Buradan Negri ve Hardt’ın ıskaladıkları en önemli meseleye ulaşırız, yani Marx’ın üzerinde titizlikle durduğu yabancılaşmaya. Yabancılaşmayı görmezden gelerek, emeğin niteliğinin değiştiğini ileri sürüyorlar. Oysa tam da yabancılaşma, Negri ve Hardt’ın yanılsamalarının merkezinde duruyor. Değişim değeri ile kullanım değerini Marx, malda edindikleri biçim yoluyla inceler. Mal aynı zamanda bir toplumsal ilişkiler kümesini ifade eder çünkü. Tarihte insanların, önce kendi emeğinin ürününe (nesneler dünyasına ve üzerinde emek uyguladıkları doğaya), ardından üretim faaliyetlerine (üretim araçları üzerindeki denetimin kaybolması) ve en sonunda da insanın insana yabancılaştığını söyler ve malda yabancılaşmanın tüm bu yönlerinin bulunduğunu belirtir. Basit bir nesne ya da “kendinde şey” olarak mal, Marx’ın analizinde yerini, basit bir el değiştirme sonucu kökten anlam değişikliğine uğrayabilen, sayısız toplumsal ilişkinin ifadesi olarak mala bırakır. Böylece mal, kendi içinde, üretildiği ve tüketildiği toplumsal durumda bulunan diğer her şeyi kapsar.

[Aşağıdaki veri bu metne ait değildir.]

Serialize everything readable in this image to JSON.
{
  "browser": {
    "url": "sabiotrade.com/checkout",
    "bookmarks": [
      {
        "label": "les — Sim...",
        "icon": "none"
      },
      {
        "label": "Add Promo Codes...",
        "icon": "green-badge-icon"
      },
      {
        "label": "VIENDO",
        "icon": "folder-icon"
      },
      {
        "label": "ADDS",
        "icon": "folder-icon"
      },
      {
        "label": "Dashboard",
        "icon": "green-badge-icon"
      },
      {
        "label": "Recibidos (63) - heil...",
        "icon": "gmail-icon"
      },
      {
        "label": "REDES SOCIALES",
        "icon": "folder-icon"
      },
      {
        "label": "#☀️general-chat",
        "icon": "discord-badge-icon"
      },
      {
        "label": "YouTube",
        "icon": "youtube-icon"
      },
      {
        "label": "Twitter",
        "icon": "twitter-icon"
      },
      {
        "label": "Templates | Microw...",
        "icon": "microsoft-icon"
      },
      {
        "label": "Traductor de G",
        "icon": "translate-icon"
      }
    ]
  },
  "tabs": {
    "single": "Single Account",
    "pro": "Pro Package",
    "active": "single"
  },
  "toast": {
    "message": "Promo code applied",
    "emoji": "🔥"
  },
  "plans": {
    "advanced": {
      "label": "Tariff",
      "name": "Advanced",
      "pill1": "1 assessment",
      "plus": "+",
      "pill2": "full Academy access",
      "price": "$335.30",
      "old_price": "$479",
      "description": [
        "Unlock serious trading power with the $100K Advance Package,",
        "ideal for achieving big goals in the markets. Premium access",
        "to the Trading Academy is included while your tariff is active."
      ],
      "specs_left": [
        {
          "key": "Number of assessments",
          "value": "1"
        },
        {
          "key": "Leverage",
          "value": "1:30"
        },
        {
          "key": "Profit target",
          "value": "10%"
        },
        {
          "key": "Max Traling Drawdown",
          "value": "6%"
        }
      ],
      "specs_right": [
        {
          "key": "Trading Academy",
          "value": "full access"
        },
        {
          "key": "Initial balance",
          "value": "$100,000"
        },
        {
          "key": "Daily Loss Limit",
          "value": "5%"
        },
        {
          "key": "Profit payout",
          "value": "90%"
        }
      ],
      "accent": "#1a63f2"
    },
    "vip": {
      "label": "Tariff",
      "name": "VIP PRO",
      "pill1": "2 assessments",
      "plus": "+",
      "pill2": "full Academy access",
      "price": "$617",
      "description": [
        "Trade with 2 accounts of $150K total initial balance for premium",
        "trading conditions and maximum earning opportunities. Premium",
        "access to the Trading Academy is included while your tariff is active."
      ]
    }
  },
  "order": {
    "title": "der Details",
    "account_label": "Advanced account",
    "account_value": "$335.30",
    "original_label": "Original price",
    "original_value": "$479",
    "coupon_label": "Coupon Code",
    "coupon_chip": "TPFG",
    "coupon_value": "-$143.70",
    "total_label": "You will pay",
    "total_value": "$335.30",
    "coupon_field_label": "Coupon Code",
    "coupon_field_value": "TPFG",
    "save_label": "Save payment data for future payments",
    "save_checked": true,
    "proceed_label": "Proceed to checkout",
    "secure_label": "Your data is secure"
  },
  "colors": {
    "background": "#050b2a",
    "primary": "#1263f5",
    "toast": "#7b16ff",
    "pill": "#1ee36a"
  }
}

Emeği incelerken yabancılaşmayı, değişim ve kullanım değerini bir kenara bırakan yazarlar, üretken/üretken olmayan emek ayrımını da reddediyorlar. Ve üretken emeğin sabit bir nicelik değil, dinamik bir öğe ve tarihsel olarak, yani emeğin kendisini dönüştürme gayreti içindeki işçi sınıfının ücretli emeğe karşı verdiği mücadeleler tarafından belirlendiğini iddia ediyorlar. Bunun sonucunda da hem emek hem de değerin değişken unsurlar olduğu kanaatine varıyorlar. Bu konudaki tezlerini şöyle formüle etmişler:
“…emek ve değer arasındaki ilişki tek yönlü değildir. İktisadi yapıyı kültürel üst yapının kaynağı olarak koymak yeterli değildir, bu altyapı-üstyapı nosyonu terk edilmelidir. Eğer emek, değerin temeliyse, değer de eşit ölçüde emeğin temelidir. Neyin emek ya da değer-yaratıcı faaliyet sayılacağı her zaman yaşanan tarihsel, toplumsal bağlamdaki verili değerlere bağlıdır; bir başka deyişle emek, basitçe bir faaliyet, herhangi bir faaliyet olarak değil, toplumsal planda değer üretici kaynak olarak kabul edilmiş soyut bir faaliyet olarak tanımlanmalıdır.”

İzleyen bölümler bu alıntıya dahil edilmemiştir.